Last month’s deadly sinking of a South Korean naval ship was caused by a North Korean torpedo, a news report said today, adding to pressure on the South’s President. Lee Myung Bak, to respond to one of the worst acts of military provocation since the Korean War.
The South Korean defence ministry declined to comment on the claim by the Yonhap news agency, the latest in a series of reports suggesting that the mysterious sinking of the naval corvette, Cheonan, on March 26 was a deliberate and unprovoked attack by North Korea.
Forty-six sailors are dead or missing after the attack, which cut the 1200-tonne vessel in two. But President Lee’s Government appears to be struggling to find an appropriate response, which will demonstrate its resolve in the face of aggression, but stop short of a costly and unpredictable war.
“Military intelligence made the report to the Blue House [the presidential palace] and defence ministry immediately after the sinking of the Cheonan that it is clearly the work of North Korea’s military,” an unnamed military source was quoted as telling Yonhap. “North Korean submarines are all armed with heavy torpedoes with 200kg warheads. It is the military intelligence’s assessment that the North attacked with a heavy torpedo.
In a sign of the continuing confusion surrounding the incident, a separate report suggested that the attack was caused not by a remotely fired torpedo but by a manned suicide submarine which exploded after being piloted under the ship’s hull. The Chosun Ilbo newspaper suggested that this was an act of retaliation for a naval skirmish last November in which a handful of North Korean sailors are believed to have been killed and a patrol boat severely damaged after an exchange of fire with South Korea’s more modern navy.
“Military authorities detected several signs showing that the North was preparing for revenge for its defeat in the sea skirmish in November last year,” an unnamed government official was quoted as telling the Chosun Ilbo newspaper. “The North intensively trained military units for various means of attack, in particular human torpedoes.”

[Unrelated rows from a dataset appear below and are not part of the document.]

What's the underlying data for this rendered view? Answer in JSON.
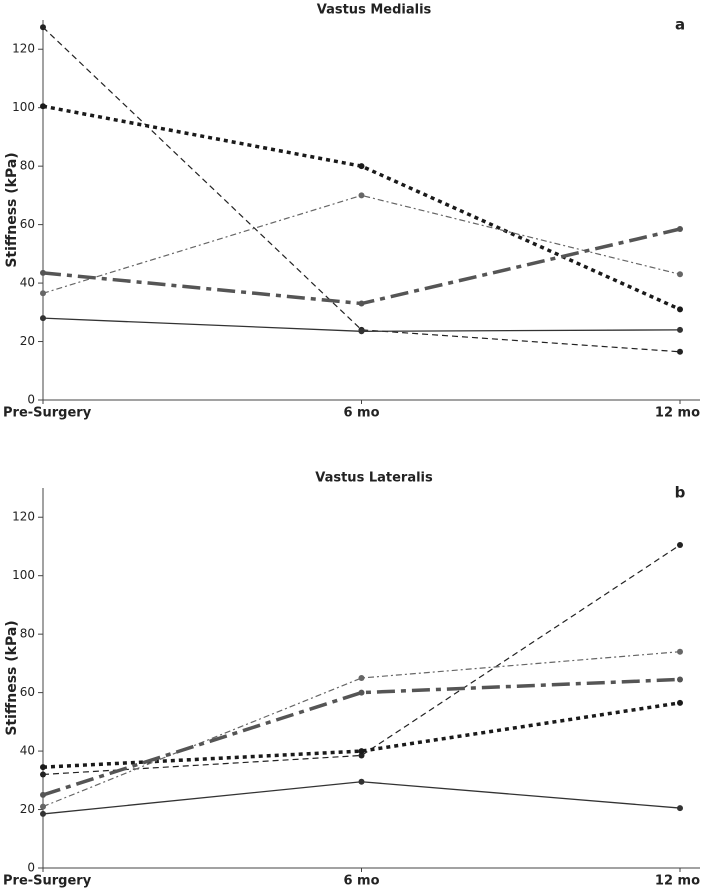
{
  "chart_data": [
    {
      "type": "line",
      "title": "Vastus Medialis",
      "annotation": "a",
      "ylabel": "Stiffness (kPa)",
      "categories": [
        "Pre-Surgery",
        "6 mo",
        "12 mo"
      ],
      "ylim": [
        0,
        130
      ],
      "yticks": [
        0,
        20,
        40,
        60,
        80,
        100,
        120
      ],
      "series": [
        {
          "color": "#222222",
          "dash": "dashed",
          "width": 1.2,
          "values": [
            127.5,
            24,
            16.5
          ]
        },
        {
          "color": "#1a1a1a",
          "dash": "dotted",
          "width": 3.5,
          "values": [
            100.5,
            80,
            31
          ]
        },
        {
          "color": "#666666",
          "dash": "dashdot",
          "width": 1.2,
          "values": [
            36.5,
            70,
            43
          ]
        },
        {
          "color": "#555555",
          "dash": "longdashdot",
          "width": 3.5,
          "values": [
            43.5,
            33,
            58.5
          ]
        },
        {
          "color": "#333333",
          "dash": "solid",
          "width": 1.3,
          "values": [
            28,
            23.5,
            24
          ]
        }
      ]
    },
    {
      "type": "line",
      "title": "Vastus Lateralis",
      "annotation": "b",
      "ylabel": "Stiffness (kPa)",
      "categories": [
        "Pre-Surgery",
        "6 mo",
        "12 mo"
      ],
      "ylim": [
        0,
        130
      ],
      "yticks": [
        0,
        20,
        40,
        60,
        80,
        100,
        120
      ],
      "series": [
        {
          "color": "#333333",
          "dash": "solid",
          "width": 1.3,
          "values": [
            18.5,
            29.5,
            20.5
          ]
        },
        {
          "color": "#222222",
          "dash": "dashed",
          "width": 1.2,
          "values": [
            32,
            38.5,
            110.5
          ]
        },
        {
          "color": "#1a1a1a",
          "dash": "dotted",
          "width": 3.5,
          "values": [
            34.5,
            40,
            56.5
          ]
        },
        {
          "color": "#666666",
          "dash": "dashdot",
          "width": 1.2,
          "values": [
            21,
            65,
            74
          ]
        },
        {
          "color": "#555555",
          "dash": "longdashdot",
          "width": 3.5,
          "values": [
            25,
            60,
            64.5
          ]
        }
      ]
    }
  ]
}
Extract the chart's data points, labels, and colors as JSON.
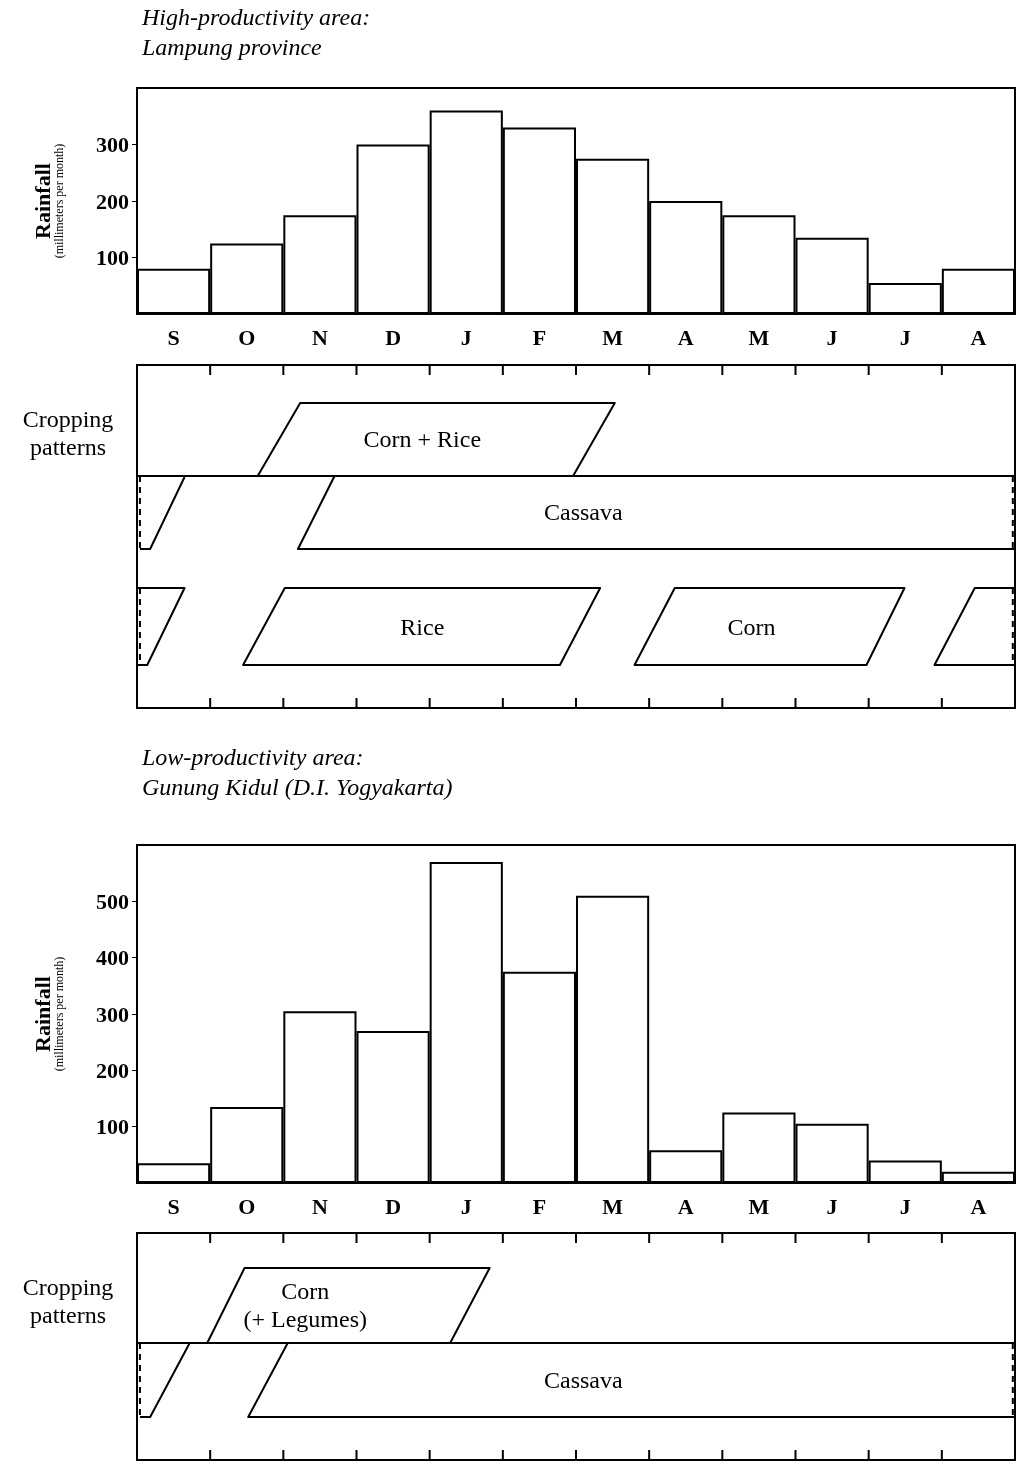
{
  "chart_data": [
    {
      "type": "bar",
      "title": "High-productivity area:",
      "subtitle": "Lampung province",
      "ylabel": "Rainfall (millimeters per month)",
      "categories": [
        "S",
        "O",
        "N",
        "D",
        "J",
        "F",
        "M",
        "A",
        "M",
        "J",
        "J",
        "A"
      ],
      "values": [
        80,
        125,
        175,
        300,
        360,
        330,
        275,
        200,
        175,
        135,
        55,
        80
      ],
      "color": "#ffffff",
      "ylim": [
        0,
        400
      ],
      "yticks": [
        100,
        200,
        300
      ],
      "grid": false
    },
    {
      "type": "other",
      "ylabel": "Cropping patterns",
      "annotations": [
        "Corn + Rice",
        "Cassava",
        "Rice",
        "Corn"
      ]
    },
    {
      "type": "bar",
      "title": "Low-productivity area:",
      "subtitle": "Gunung Kidul (D.I. Yogyakarta)",
      "ylabel": "Rainfall (millimeters per month)",
      "categories": [
        "S",
        "O",
        "N",
        "D",
        "J",
        "F",
        "M",
        "A",
        "M",
        "J",
        "J",
        "A"
      ],
      "values": [
        35,
        135,
        305,
        270,
        570,
        375,
        510,
        58,
        125,
        105,
        40,
        20
      ],
      "color": "#ffffff",
      "ylim": [
        0,
        600
      ],
      "yticks": [
        100,
        200,
        300,
        400,
        500
      ],
      "grid": false
    },
    {
      "type": "other",
      "ylabel": "Cropping patterns",
      "annotations": [
        "Corn\n(+ Legumes)",
        "Cassava"
      ]
    }
  ]
}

President Lee’s conservative Government prides itself on taking a tough attitude to North Korean aggression, by comparison with its liberal predecessors who sometimes played down provocations in the interests of good long-term relations with Pyongyang.
“If they fire two bullets at us, we will fire three or four back,” a government official told The Times last year. “If they fire on us from a shore battery, we will take it out.”
But a month after the sinking of the Cheonan, Mr Lee appears to be struggling to find a response which will both satisfy public opinion and preserve peace. The South’s superior equipment makes it quite capable of launching a retaliatory strike. But such a response could intensify unpredictably into a full-scale war, which might result in eventual victory for the South and its US allies, but could be ruinously destructive and expensive.
In some ways, a limited war might be exactly what the North Korean leader, Kim Jong Il, is hoping for. After decades of economic decline and famine in the 1990s, which killed as many as a few million people, his economy is in chronic decline. A military adventure, against the routinely demonised “imperialist” US and its South Korean “lackeys” could serve as a welcome and unifying distraction.
“It’s obvious that Kim Jong Il did it,” said Hwang Jang Yop, a former senior North Korean politician who defected in 1997, in an interview published today. “We already know Kim Jong Il has been preparing for this kind of incident ... [But] if we retaliate, the peninsula will turn into a dirty war zone like the Palestinian territories. We must not be drawn into their scheme.”
Part of the problem is that the South has failed so far to find any clinching evidence, such as fragments of an irrefutably North Korean torpedo, to prove what it suspects. Today, naval engineers failed once again to attach lifting chains to the front half of the Cheonan, which still lies on the seabed and which may contain the necessary proof.
Meanwhile, South Korean public opinion has been dismayed by what many see as irresolute handling of the incident and a reluctance to tell the truth to relatives of its young victims. “No one wants to say it out loud,” wrote Song Ho Keun, a professor at Seoul National University in the Joong-Ang Ilbo newspaper. “We told ourselves to be patient and cool, not to jump to conclusions as there is no definitive evidence implicating the North. But if we find one little piece of evidence pointing definitely at North Korea, the rage we have forcibly suppressed will gush forth.”